5 Ways To Change Up Your Smoothie Game For Fall

A hearty breakfast has been categorized as bacon or sausage, toast, eggs, and hash browns. Is that breakfast or the most carb-heavy, sodium-rich, cholesterol-raising meal you could possibly eat? The word breakfast literally means that you are breaking a fast, and one of the best ways to do that is by providing the body with a nutrient-dense meal, e.g. a giant fruit and vegetable smoothie.

 

Smoothies, unlike juices, contain the fiber that you need to help firm up stool and allow for easy stool passage. The varied nutritional content in a green smoothie is a great way to begin fulfilling your recommended daily intake (RDI) of vitamins and minerals. Depending on what is in your green smoothie, you may even get your RDI of vitamin K, for example. To help you better appreciate the splendid fall ingredients, here’s how you can shake things up for fall.

 

Play With Fall Flavors:

Some of the most prominent fall ingredients are the various squash, including butternut, pumpkin, spaghetti, and other varieties. Make a pumpkin pie smoothie by blending up a cup of pumpkin cubes, a handful of spinach, a tablespoon of hemp hearts, one chopped date, pumpkin pie seasoning (to taste), water, and a splash of alcohol-free vanilla extract. You can use sweet potatoes if you are opposed to pumpkin, but it does add a unique subtle sweetness to smoothies. If you aren’t about the pumpkin spice life, make an apple pie smoothie with some apple chunks, cinnamon, a date, alcohol-free vanilla extract, frozen cauliflower, and water.

 

Embrace The Spices:

Traditional Chinese Medicine has used a wide range of spices and herbs to warm the soul and enhance inner strength.

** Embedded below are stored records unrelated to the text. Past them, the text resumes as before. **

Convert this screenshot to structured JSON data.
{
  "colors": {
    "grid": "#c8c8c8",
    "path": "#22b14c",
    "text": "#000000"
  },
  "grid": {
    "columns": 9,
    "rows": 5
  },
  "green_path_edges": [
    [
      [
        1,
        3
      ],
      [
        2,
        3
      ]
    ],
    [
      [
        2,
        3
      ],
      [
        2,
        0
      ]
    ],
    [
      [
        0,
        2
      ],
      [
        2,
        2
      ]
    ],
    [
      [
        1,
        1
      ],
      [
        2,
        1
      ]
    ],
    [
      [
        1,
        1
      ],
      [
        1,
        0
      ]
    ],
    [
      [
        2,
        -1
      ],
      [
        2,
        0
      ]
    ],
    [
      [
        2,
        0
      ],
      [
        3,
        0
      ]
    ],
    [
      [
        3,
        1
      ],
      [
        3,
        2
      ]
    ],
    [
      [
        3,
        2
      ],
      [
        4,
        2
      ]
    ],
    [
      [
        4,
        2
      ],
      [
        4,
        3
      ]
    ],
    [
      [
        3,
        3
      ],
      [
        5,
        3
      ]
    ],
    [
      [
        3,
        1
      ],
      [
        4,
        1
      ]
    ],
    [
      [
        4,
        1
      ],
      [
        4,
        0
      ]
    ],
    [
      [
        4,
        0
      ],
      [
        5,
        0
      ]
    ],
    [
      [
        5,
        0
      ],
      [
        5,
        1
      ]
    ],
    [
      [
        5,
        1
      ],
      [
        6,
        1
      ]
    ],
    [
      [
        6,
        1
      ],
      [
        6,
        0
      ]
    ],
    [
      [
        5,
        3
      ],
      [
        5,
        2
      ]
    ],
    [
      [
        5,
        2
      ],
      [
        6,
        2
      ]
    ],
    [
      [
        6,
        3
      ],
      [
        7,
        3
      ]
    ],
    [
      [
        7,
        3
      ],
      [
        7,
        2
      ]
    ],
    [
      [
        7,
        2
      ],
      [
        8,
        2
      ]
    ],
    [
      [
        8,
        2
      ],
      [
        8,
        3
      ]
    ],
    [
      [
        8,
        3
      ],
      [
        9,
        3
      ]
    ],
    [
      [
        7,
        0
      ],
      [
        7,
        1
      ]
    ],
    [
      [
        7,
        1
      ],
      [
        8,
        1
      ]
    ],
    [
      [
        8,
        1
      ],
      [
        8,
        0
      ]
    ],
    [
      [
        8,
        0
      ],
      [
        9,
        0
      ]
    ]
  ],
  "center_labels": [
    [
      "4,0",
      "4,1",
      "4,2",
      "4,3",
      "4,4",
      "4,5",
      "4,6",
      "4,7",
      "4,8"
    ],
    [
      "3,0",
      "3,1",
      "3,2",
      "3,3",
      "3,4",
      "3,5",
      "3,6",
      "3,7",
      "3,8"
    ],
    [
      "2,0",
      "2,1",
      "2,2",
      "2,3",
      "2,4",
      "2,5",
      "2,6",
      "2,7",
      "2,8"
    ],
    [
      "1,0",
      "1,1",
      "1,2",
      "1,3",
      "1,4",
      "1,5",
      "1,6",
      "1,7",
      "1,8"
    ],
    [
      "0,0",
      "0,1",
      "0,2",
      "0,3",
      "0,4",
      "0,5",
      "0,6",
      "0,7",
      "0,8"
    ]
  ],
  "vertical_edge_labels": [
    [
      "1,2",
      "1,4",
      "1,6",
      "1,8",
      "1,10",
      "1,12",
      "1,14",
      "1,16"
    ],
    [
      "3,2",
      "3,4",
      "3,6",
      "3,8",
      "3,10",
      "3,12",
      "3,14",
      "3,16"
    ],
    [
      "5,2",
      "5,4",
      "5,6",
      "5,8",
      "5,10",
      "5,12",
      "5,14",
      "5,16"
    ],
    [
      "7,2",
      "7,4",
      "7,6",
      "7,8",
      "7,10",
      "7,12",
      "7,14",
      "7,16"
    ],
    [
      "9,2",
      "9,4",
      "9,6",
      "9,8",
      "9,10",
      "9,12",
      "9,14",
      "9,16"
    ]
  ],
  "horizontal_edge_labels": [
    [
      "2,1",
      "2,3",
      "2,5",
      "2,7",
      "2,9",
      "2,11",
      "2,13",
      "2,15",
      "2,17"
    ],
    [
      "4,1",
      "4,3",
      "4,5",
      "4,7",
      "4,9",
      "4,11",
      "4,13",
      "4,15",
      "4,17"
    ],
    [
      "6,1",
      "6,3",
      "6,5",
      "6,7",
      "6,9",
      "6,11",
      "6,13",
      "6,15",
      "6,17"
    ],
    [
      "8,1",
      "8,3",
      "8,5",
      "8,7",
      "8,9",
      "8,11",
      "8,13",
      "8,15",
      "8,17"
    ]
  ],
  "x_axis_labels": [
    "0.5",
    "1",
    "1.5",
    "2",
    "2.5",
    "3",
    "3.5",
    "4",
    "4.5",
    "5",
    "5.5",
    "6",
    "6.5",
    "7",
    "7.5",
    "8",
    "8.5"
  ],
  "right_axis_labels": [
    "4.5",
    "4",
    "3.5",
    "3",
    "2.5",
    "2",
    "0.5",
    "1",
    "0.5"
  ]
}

Additionally, these warming spices can help nourish the digestive system during the colder months. Unique flavors, including cardamom, cinnamon, ginger, and turmeric, make great additions to your smoothies. If you want a super dose of vitamin C and anti-inflammatory properties, add a dash of cayenne or Chinese five spice to your squash-based smoothie.

 

Use Seasonal Ingredients:

While squash are the most notable fall produce items, apples, cranberries, carrots, pears, sweet potatoes, beets, pomegranates, persimmons, and parsnips deserve equal love and attention. Beets make excellent smoothie additions, and pomegranates provide a tartness that can beautifully complement other flavors. Enhance your root vegetable game for your morning smoothie. A great way to use squash in a smoothie is to peel it, cube it, steam it, and then freeze it prior to blending the smoothie.

 

A Less Chilled Version:

The blender isn’t solely intended for smoothies, and neither are your smoothie ingredients. According to Ayurveda, fall and winter are the two best seasons to embrace warm, comforting meals like homemade soups. Avoid the frozen vegetables and get your hands on some fresh fall produce. Beet soup, butternut squash soup, a carrot & parsnip soup, or a mixed vegetable soup helps to warm the digestive system and allow for easier stool passage. You don’t even need to cook the ingredients; rather, just keep your blender on for a few extra minutes to naturally warm up the soup. This technique is great for anyone on a raw vegan diet.

 

Become Fall About Soups:

That terrible pun should encourage all of our readers to sip a warm, blended green soup instead of shivering while slurping a green smoothie. It won’t be as quick and easy as blending a smoothie, but you can make a big batch every so often to last a couple days. Choose seasonal, savory flavor combinations to make the most of your fall soups. A simple green soup can include chopped onions, chard, kale, spinach, broccoli, garlic, rosemary, or even a little harissa. Simmer all of the ingredients in a low-sodium vegetable broth, season with sea salt and pepper, and then pour everything in the blender to puree the ingredients. Add some bright flavor by finishing the pureed soup with some fresh lemon zest.